Take a kid fishing; it’ll be worth it
I preach it all the time. And, I try to practice what I preach.
“Take a kid fishing.”
If I had a nickel for every time I said it, I would definitely be a very rich man financially. But, as it is, by taking kids fishing, I’m a rich man in personal satisfaction, having watched so many kids produce so many smiles. And, hopefully ,the education and techniques that I teach them will be passed on for generations. Hopefully, I’m not through taking kids fishing, but if I were, I would be proud in knowing I taught them about the outdoors.
Alabama has used the same phrase many times, also. And now, it looks like the state is trying to bring in funding to protect fish and wildlife so future generations of children can enjoy outdoors much like we do today.
When it comes time to renew your vehicle license plate, consider investing $50 to help ensure that the state’s water resources are protected and enhanced.
For each “Take a Kid Fishing” tag purchased, $41.25 is allocated to three important water resource programs managed by the Alabama Department of Conservation and Natural Resources — Wildlife and Freshwater Fisheries Division.
Alabama’s Habitat Enhancement and Restoration Team (HEART) benefits aquatic wildlife in flowing streams and lakes.
Alabama’s Aquatic Biodiversity Center in Perry County, the nation’s largest state non-game recovery program of its kind, is dedicated to reproducing, growing and stocking many imperiled aquatic species into the state’s public waters.

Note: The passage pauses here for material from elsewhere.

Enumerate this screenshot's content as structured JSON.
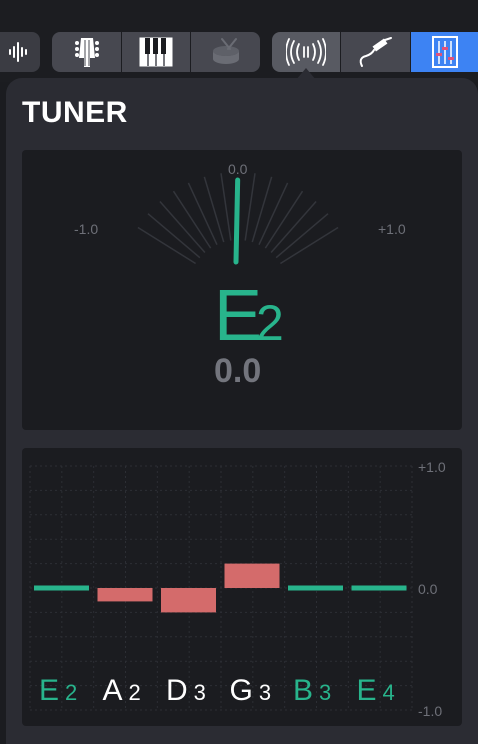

Alabama’s Aquatic Resource Education Program provides conservation educational opportunities through classroom instruction and outdoor activities.
“The revenue generated by these tag sales helps the programs that enhance fish habitat in public waters, restore Alabama’s threatened and endangered aquatic species, and promote the community fishing programs for kids,” said Commissioner M. Barnett Lawley.
The “Take a Kid Fishing” tags can be purchased in county license offices statewide, according to the news release from the DCNR.
Artwork on the tag features a largemouth bass and, as an added bonus, the tags can be personalized at no additional cost.
Note: Some offices may not be prepared for this yet, so checking beforehand might be an excellent idea.
I have to admit that I am looking forward to covering the Bassmaster Classic tournament with my brother Jay on Feb. 23-25 in Birmingham. Having covered the event many times, I already know the event will be exciting from beginning to end.
The three-day event is an outdoor writer’s dream tournament.
You get to watch and learn bass fishing’s greatest secrets from the best anglers in the world. You also get to look at the latest equipment before it goes on the market. Also, you can get some fantastic deals if you are in the mood for buying things such as tackle or even bass boats.
As much as I look forward to covering the Bassmaster Classic, there is a one-day event that I’m looking forward
to much more than the
I will be riding shotgun with probably the best bass-fishing student I ever had the privilege of teaching.
Brandon Price and myself have spent countless hours on the water where I not only taught fishing, but I learned a few things as well.
Brandon, now 25, played two years on the Dixie Boys baseball team I coached. His mother Debbie did many things for the team that I was going to give her somewhat of a gift by taking her son fishing. If there ever was a 13-year-old that loved to go bass fishing, Brandon, without a doubt, would have to rank somewhere near the top of youngsters who love the sport. He simply could not get enough of it.
Brandon would fish every single day if he could.
The bass tournament we will be fishing is April 28 on Wheeler Lake.
“I’m exciting to get on the water with you again,” said Brandon, an engineer in Huntsville. “I would love to do a lot of prefishing for this tournament, as it is tough to get respect in my club since I’m the young buck.
“I look forward to prefishing and putting together a winning strategy with you. Most of all, I look forward to catching up with you. Stack and Brandon are marked down on my calendar.”
To say I’m excited about this would be an understatement. And, there’s a good chance I will be the student and Brandon will be the teacher since we are fishing in his boat.
Even though I’m 22 years older than my student, I’m not too old to learn.
In many ways, I feel like I’m a young buck, too.